One of the things I do love about my body is that my arm muscles start to show quickly, and they hang around visibly for a long time; I haven't exercised consistently since, mmm, I finished my dissertation. But I can still pop my slowly shrinking biceps up and impress others. I've been in a long, slow process of losing my strength and my good metabolism, though, and in that process--as has been my wont, historically--I have also had a significantly reduced interest in eating. Remember: this process has been going on since 2003.
And so you can imagine with what mingling of excitement and trepidation I stepped into the sunlit, glass-enclosed superhall of a cardio and weight room in the new athletic center this morning. I fumbled the treadmill at least four times before I got myself moving, stretched out, and warmed up. But once I was going, was I ever off. In the picture I've posted above, you can see how, beyond the superhall's right-side wall, there's another, even more super, hall. That one contains the new pool. And all the cardio machines look down on the pool from a second-floor perch. (In this second picture, the weight hall is behind the left-hand wall of glass.) I'm meditating on the post that will pour out (differently than last week's meditation on lakes) my love of water and of moving through water. For now, all you need to know (if you even need to know this) is that I spent 45 minutes striding along, gazing at the mirror-calm surface of the pool below me, working up the nerve I know I'll need to shed a towel down there while students do their own striding and stepping above me. But I also came home and ordered myself a lap suit to replace the old black one that, because it turns ten this summer, is growing threadbare in strategically poor places.

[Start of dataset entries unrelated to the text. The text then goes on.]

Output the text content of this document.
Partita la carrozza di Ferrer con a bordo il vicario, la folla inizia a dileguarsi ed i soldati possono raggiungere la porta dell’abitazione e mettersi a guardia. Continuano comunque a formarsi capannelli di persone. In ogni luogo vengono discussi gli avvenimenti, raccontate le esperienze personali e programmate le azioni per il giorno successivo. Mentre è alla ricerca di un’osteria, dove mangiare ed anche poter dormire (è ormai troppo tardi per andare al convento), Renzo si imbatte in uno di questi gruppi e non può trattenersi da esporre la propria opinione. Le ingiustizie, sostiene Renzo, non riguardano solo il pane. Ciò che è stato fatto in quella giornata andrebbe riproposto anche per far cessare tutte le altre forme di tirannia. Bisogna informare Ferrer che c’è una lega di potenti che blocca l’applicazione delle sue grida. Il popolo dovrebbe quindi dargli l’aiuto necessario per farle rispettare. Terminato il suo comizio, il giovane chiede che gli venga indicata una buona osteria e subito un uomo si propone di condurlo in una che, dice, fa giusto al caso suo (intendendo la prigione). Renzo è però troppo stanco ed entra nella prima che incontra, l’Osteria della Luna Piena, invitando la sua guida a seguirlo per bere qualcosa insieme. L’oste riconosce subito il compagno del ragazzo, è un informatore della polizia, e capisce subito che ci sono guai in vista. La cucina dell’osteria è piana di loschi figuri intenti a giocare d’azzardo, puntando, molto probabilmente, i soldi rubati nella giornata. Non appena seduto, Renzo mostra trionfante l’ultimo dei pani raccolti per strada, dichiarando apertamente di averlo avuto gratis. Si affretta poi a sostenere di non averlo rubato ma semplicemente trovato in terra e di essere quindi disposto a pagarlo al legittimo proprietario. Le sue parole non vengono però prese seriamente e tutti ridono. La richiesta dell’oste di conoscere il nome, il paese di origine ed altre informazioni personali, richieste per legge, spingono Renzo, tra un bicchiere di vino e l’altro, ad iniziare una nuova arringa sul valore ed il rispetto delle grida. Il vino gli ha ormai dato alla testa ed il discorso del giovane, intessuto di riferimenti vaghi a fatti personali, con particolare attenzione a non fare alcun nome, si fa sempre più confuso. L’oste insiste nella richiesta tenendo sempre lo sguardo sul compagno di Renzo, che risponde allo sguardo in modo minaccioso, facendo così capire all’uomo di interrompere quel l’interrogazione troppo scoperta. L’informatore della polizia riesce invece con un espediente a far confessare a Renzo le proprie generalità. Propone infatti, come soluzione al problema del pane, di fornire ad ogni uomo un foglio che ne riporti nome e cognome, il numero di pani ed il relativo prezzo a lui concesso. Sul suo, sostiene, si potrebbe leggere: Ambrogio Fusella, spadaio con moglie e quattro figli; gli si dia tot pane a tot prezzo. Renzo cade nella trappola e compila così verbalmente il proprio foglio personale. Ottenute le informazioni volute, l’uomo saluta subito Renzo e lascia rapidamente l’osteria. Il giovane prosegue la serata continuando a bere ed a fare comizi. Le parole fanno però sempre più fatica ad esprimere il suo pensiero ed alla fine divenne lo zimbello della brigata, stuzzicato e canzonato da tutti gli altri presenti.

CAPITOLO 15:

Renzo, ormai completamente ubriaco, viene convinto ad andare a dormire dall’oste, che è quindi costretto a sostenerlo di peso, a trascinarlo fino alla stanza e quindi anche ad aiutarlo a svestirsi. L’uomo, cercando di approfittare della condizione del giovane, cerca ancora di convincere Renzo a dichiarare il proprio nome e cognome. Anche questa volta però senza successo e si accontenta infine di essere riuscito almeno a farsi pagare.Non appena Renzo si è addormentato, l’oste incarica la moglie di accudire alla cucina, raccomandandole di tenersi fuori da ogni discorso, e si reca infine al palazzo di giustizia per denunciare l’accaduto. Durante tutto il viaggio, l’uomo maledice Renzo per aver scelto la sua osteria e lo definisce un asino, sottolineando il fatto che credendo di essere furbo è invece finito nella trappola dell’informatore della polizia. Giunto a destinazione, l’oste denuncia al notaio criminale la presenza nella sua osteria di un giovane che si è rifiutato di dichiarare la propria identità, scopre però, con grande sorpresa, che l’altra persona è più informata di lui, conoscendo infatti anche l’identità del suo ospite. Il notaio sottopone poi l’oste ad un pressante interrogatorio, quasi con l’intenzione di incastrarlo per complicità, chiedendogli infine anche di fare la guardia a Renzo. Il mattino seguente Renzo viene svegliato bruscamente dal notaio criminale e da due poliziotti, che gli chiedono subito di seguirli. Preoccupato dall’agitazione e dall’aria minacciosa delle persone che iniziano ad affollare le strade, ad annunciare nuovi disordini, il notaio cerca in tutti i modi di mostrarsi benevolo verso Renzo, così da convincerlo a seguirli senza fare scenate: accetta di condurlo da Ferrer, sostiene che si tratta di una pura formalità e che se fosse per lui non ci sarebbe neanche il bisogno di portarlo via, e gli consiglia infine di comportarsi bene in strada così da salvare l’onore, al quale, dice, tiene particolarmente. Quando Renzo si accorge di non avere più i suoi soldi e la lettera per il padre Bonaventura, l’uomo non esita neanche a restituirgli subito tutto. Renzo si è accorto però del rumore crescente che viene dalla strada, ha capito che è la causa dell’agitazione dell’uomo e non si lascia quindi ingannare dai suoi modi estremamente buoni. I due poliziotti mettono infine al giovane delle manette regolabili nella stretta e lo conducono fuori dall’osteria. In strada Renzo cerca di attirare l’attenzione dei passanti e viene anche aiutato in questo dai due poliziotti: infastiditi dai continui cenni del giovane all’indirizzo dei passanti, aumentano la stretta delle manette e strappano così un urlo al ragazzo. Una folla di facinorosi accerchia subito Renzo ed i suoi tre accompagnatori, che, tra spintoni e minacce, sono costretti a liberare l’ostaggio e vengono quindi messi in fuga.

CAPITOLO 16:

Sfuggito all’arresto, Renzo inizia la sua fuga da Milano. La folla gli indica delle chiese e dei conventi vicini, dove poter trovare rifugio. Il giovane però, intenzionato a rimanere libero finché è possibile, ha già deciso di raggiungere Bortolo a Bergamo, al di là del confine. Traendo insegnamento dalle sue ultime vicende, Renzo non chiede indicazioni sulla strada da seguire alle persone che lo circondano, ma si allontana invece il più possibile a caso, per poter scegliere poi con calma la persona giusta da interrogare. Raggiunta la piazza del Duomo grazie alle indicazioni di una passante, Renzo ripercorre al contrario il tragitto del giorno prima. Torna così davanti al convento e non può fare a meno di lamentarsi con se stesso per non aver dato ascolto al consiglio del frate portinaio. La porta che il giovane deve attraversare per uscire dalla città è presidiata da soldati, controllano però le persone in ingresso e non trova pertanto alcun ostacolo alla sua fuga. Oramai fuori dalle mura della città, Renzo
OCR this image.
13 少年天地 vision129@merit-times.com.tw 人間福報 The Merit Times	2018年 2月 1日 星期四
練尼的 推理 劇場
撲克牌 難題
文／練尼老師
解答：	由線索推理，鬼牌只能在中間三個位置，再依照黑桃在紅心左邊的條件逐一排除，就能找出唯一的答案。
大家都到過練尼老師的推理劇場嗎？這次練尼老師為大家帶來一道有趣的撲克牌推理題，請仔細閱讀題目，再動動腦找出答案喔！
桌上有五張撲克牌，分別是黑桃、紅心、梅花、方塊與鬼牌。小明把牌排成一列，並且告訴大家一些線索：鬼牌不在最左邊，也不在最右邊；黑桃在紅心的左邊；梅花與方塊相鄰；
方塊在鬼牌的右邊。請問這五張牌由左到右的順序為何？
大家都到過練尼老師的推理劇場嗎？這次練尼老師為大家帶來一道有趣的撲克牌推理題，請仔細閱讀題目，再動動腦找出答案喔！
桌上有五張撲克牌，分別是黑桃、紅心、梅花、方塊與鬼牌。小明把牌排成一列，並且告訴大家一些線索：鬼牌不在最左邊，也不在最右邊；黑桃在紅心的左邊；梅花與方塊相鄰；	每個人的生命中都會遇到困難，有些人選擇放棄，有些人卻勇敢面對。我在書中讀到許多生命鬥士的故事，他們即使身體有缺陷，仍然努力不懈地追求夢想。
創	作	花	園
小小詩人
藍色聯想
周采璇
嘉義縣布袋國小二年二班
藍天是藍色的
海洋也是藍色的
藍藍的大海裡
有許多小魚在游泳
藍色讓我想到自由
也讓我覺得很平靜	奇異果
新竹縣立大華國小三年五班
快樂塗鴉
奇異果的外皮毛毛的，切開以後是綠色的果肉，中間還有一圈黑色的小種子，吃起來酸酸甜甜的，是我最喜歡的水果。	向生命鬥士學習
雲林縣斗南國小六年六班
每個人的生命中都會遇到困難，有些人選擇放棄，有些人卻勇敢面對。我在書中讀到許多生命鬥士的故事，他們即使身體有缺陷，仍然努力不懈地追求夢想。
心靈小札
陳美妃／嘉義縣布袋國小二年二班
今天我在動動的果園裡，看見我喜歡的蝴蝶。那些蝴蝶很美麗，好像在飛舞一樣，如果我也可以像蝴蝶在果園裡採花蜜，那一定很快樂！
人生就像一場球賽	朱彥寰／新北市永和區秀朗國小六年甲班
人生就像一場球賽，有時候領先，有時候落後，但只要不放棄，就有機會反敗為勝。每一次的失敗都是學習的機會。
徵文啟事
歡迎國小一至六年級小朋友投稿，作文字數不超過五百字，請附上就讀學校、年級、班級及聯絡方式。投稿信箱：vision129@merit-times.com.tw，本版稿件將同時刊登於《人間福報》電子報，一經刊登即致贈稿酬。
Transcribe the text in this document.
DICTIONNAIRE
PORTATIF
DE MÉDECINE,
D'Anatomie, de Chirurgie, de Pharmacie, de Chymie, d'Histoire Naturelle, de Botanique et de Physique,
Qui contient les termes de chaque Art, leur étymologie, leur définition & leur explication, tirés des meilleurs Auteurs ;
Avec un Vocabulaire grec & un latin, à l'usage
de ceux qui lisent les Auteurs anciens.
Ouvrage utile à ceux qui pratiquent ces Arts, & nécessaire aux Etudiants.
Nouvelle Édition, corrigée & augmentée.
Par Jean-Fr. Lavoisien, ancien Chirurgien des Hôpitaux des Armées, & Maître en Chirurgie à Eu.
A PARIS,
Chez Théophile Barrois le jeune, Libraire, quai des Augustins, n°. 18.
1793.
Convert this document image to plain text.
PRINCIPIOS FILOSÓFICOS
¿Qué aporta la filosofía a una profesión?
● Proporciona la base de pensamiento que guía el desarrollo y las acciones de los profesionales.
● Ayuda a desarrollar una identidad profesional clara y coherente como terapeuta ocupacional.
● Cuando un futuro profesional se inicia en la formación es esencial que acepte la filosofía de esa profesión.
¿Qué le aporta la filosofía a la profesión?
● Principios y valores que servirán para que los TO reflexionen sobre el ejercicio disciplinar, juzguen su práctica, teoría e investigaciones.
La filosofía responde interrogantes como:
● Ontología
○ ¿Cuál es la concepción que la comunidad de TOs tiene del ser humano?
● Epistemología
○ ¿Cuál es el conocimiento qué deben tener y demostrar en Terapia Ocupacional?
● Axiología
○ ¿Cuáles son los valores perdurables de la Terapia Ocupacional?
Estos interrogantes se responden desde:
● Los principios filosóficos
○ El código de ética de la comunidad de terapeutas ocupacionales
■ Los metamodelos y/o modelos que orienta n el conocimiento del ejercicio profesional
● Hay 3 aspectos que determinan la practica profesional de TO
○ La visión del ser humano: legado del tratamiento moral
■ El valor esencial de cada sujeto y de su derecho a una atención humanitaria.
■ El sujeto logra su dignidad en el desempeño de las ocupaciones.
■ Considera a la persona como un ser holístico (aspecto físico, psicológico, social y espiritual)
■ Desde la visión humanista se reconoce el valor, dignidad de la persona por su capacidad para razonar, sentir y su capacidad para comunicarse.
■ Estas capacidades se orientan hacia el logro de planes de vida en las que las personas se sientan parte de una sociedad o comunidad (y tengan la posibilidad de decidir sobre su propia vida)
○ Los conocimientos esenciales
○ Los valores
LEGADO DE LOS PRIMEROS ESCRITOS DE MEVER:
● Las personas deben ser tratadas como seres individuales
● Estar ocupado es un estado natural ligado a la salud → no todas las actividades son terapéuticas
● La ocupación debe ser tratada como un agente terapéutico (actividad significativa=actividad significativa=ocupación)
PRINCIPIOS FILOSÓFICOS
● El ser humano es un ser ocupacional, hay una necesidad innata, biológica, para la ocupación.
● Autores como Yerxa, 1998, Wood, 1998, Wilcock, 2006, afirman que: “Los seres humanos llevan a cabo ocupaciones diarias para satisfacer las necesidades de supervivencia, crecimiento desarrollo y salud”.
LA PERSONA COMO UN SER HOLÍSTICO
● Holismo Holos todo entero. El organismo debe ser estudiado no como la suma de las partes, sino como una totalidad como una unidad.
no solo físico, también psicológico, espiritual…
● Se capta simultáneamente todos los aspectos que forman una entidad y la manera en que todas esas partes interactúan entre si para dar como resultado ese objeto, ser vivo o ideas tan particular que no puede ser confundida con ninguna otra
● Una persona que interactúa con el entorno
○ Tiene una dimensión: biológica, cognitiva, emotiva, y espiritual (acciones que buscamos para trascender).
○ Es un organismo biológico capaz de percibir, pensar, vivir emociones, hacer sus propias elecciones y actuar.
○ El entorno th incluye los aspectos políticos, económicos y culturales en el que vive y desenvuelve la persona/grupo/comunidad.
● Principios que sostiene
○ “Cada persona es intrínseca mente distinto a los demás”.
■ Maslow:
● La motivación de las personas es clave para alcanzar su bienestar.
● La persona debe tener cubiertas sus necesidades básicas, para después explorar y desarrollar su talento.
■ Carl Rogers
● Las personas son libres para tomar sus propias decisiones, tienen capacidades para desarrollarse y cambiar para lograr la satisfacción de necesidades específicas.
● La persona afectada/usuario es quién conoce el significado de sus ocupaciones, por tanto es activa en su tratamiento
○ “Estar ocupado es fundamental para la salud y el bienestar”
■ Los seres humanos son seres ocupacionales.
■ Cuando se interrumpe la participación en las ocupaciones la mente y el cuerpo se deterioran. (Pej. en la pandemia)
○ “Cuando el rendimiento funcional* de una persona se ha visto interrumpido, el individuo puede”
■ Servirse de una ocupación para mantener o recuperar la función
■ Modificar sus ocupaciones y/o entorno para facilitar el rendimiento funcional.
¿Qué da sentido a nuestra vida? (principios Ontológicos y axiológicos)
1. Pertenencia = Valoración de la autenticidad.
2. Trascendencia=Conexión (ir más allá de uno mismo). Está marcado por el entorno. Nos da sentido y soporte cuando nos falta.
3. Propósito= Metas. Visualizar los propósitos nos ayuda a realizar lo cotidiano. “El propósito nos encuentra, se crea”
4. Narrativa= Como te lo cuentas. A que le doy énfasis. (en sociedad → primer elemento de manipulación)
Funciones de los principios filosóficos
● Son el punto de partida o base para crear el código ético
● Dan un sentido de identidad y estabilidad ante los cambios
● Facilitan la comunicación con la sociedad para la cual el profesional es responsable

For what I realized, doing rhumba twirls and chaussees and waltz turns with my dancing New Yorker nearly four years ago, was that ignoring the fact that I have a body just plain hurts, and that bringing it back to life and sense was going to hurt, too. On a couple of occasions that summer, I went home and cried and cried over the aching I'd summoned up and couldn't slake. My beloved Brooklynite suggested that there was something to be said for sorrowing gorgeously, and I agreed with her, but when the time came around again at the end of the next summer, I managed, in fairly swift order, to cover back over all those nerves, all those movements and strengthenings and flexibilities, and to dull myself back out to being a brain on feet.
Now, I'm ready once again to stave off this latest phase of ignoring half of what makes up my self in the world--if only so that I can use the four weight machines I love best, the ones that change the way I hold myself, the way I feel myself centered and grounded and ready for kicking some ass.